Joaquín, entre todas ellas (y yo mismo)
Hoy es San Miguel en Tauste. No quiero
entretener, porque no es el asunto, así que, quien quiera profundizar en ello,
sírvase pinchar.
No es de lo que voy a hablar, aunque tiene
algo que ver porque es hoy un día que tiene mucha relación con eso de “almorzar”,
generalmente en cuadrilla. Y porque no es nada raro almorzar huevos fritos. Así,
lo de los huevos fritos, cuando faltan siete años para que se cumplan
seiscientos desde el asunto del famoso “Voto de San Miguel”, da pie al
verdadero del que quiero hablar.
Con los libros de Joaquín, Joaquín Berges
digo, con quien espero seguir profundizando en nuestra relación, me pasa como
con los huevos fritos. Cada vez que, a partir del primero que leí, empiezo un
libro suyo, aparte de ir viendo su marcado estilo personal, que, con todas las
variaciones que haya entre uno y otro, se percibe en su peculiaridad, me
acuerdo de los huevos fritos. Qué queréis que os diga.

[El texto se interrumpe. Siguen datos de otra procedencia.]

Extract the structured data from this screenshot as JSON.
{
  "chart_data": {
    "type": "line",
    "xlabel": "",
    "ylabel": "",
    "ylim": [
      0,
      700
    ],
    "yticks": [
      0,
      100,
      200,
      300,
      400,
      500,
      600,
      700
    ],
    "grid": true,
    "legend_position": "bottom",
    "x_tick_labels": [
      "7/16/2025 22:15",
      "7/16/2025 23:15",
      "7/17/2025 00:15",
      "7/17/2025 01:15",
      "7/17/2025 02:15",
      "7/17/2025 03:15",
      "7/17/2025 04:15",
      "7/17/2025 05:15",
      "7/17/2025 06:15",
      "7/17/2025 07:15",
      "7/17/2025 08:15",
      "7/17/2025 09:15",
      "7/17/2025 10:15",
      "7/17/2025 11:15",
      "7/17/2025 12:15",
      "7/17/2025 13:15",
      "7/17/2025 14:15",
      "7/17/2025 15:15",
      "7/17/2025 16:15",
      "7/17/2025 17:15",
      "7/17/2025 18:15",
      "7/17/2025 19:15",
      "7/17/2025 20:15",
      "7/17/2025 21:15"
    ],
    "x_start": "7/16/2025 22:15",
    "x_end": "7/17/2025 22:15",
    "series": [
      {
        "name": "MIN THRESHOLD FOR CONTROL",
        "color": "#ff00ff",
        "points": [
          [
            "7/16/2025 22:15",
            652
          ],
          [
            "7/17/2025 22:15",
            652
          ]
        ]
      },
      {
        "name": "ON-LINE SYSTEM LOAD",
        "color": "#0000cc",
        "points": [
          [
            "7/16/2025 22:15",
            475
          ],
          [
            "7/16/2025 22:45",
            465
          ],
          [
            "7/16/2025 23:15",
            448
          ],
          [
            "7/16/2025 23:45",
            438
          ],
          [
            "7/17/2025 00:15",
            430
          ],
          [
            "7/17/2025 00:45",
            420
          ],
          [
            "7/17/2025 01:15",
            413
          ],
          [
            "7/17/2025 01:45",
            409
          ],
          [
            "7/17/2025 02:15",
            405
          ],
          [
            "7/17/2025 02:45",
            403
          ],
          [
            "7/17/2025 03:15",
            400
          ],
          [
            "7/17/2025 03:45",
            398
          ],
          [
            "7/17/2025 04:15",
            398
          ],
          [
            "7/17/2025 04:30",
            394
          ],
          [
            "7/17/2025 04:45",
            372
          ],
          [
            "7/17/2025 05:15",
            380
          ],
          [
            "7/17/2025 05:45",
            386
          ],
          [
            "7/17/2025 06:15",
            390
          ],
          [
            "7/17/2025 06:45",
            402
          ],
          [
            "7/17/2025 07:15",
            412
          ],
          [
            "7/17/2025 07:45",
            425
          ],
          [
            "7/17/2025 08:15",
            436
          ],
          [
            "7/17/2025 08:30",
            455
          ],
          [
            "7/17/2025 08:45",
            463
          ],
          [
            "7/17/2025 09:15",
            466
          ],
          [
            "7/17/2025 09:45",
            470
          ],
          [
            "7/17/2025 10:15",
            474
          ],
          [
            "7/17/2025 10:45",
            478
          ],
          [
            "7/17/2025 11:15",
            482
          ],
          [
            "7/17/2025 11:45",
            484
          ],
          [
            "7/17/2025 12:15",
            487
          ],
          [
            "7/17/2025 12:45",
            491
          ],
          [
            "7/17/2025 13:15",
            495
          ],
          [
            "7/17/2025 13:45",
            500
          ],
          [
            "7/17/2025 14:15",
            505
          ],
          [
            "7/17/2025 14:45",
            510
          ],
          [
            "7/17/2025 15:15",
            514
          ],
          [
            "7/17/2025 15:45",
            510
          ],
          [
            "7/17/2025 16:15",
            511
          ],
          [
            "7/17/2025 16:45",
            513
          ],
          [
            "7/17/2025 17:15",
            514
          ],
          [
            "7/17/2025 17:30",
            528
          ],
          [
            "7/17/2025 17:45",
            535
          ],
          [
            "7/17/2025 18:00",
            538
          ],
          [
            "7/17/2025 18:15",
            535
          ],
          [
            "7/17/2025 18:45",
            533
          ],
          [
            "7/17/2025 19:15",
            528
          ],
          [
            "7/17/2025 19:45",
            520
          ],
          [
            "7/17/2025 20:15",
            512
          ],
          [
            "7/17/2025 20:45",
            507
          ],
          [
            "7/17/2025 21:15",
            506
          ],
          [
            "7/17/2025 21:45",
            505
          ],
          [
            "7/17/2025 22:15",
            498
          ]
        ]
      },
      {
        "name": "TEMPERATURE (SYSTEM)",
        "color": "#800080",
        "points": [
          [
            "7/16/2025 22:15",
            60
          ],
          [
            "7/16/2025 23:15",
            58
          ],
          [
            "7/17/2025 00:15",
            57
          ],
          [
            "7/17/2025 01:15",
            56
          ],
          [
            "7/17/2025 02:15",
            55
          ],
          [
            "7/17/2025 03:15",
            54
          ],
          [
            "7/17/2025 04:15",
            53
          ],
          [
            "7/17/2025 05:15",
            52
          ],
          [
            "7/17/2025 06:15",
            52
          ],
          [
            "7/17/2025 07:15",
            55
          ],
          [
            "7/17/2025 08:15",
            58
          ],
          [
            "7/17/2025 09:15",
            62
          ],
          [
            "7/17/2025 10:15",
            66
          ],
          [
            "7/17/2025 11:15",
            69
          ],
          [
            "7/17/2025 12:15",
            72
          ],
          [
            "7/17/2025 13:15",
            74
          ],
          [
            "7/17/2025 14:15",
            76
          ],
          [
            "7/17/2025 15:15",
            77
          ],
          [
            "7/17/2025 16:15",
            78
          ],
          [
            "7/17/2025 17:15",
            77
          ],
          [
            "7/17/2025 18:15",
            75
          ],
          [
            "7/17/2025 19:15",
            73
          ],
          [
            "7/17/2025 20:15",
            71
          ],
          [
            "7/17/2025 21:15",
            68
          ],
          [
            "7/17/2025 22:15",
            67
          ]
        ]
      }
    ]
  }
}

Acabo de meterme entre pecho y espalda,
con Mateo y algunas personas que prefieren no ser mencionadas, dos huevos
fritos. Exquisitos. Y recordaba el último libro de Joaquín, el que se titula “La
línea invisible del horizonte”. Al iniciar ambos cometidos, la lectura de
cualquiera de las creaciones de este individuo o el consumo de los huevos
fritos, como sé que me espera un disfrute delicioso, pienso, no soy capaz de
evitarlo, en su final, en que no son eternos. Y sufro. Me ha sucedido siempre
con los huevos fritos. Aunque los paladee, aunque cierre los ojos y los oídos
al ambiente, aunque haga de ese condumio una aristotélica entelequia siéndoles
fiel a ellos nada más, sufro porque sé que tienen fin. Y, desde que el pasado
año por estas fechas tuve la oportunidad de gozar de “Un estado del malestar”, quedó
incorporada esta actividad, incorporé la lectura “bergesiana” a mis hedónicas
cosas, aunque dolorosas por el conocimiento de su finitud.
Joaquín no me paga ni sabe de esto, se
enterará cuando lo lea. Vosotros leed sus cuatro libros.